Conventional techniques for the formation evaluation of organic-rich source rocks continue to leave many unanswered questions. Unconventional techniques are required for reliable petrophysical evaluation of these formations to minimize the production uncertainty. Improvements in well-log interpretation techniques can enhance estimates of hydrocarbon reserves, which have a direct impact on recovery factors of hydrocarbon production. Furthermore, a reliable, real-time, and high-resolution formation evaluation improves quality of decisions for locating fracturing or completion zones, which enhances production. 

 
Well-log interpretation is the most practical approach for a real-time assessment of petrophysical properties in a wide depth interval. However, the results of our previous research in organic-rich source rocks revealed that conventional resistivity-porosity-saturation models (e.g, Archie’s model and Waxman-Smits model) underestimate hydrocarbon reserves, where volumetric concentration of kerogen increases. These preliminary results indicate a need to develop new well-log interpretation techniques to estimate hydrocarbon reserves in organic-rich source rocks. In this work we quantify the effect of organic matter and pore structure on electrical resistivity of organic-rich source rocks using numerical simulations of electrical resistivity in rock-fluid systems.


The pore-scale numerical simulations confirmed that conventional resistivity-porosity-saturation models can cause 8% – 16% relative errors in estimates of fluid saturations in organic-rich source rocks in the presence of 10% – 30% volumetric concentration of kerogen. The results of this research are promising for significant improvement in the assessment of hydrocarbon saturation in organic-rich source rocks using conventional well logs. The well-log-based estimates of hydrocarbon reserves can be used to detect productive zones for completion and fracturing jobs, which can potentially enhance production in organic-rich source rocks.

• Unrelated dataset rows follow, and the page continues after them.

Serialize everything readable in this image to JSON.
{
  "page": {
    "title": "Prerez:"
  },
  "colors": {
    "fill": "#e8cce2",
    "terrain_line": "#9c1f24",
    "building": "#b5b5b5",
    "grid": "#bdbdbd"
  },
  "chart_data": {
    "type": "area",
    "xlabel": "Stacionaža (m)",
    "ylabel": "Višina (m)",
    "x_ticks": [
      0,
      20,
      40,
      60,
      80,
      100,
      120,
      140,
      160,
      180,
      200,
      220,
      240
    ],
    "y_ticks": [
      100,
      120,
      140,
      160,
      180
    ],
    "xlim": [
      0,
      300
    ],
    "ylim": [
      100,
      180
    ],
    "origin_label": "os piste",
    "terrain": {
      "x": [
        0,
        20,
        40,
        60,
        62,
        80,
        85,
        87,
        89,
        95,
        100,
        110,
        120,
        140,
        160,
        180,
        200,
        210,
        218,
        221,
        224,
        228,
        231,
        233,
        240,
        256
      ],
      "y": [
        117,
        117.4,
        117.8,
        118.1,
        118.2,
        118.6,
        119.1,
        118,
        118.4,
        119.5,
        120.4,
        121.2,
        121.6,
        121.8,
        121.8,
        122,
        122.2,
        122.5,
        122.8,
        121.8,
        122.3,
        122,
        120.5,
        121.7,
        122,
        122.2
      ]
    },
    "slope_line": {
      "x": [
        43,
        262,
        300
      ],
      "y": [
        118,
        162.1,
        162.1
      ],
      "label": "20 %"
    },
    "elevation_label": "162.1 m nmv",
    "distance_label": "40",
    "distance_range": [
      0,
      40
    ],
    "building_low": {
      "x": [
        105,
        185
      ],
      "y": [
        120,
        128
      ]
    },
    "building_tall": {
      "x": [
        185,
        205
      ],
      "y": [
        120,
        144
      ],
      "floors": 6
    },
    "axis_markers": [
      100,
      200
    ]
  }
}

Reza Barati, Assistant Professor, Chemical and Petroleum Engineering Department, The University of Kansas

Reza Barati earned his PhD at the University of Kansas. He worked for the Enhanced Oil  Recovery Institute (EORI) at the University of Wyoming before joining KU. His research interests include oilfield nanoparticles, characterization and simulation of conventional and tight shale reservoirs, hydraulic fracturing and horizontal drilling of unconventional shale plays, enhanced waterflooding through modification of injection-brine and CO2 Mobility and conformance control.

 


Zoya Heidari, Assistant Professor, Petroleum Engineering Department, Department of Texas A&M University
     

Zoya Heidari is an assistant professor at the Petroleum Engineering Department of Texas A&M University and is the Chevron Corporation Faculty Fellow in Petroleum Engineering. She received a Ph.D. (2011) in petroleum engineering from The University of Texas at Austin. Zoya is the director of the Texas A&M Joint Industry Research Program on “Multi-Scale Formation Evaluation and Reservoir Characterization of Unconventional and Carbonate Reservoirs”.

She is also one of the recipients of 2012 SPE Petroleum Engineering Junior Faculty Research Initiation Award to develop her research program on formation evaluation of unconventional reservoirs. Before joining Texas A&M University, Zoya worked with the Formation Evaluation Research Group at The University of Texas at Austin. Her research interests include petrophysics, well logging, borehole geophysics, inverse problems, rock physics, and reservoir characterization of unconventional reservoirs.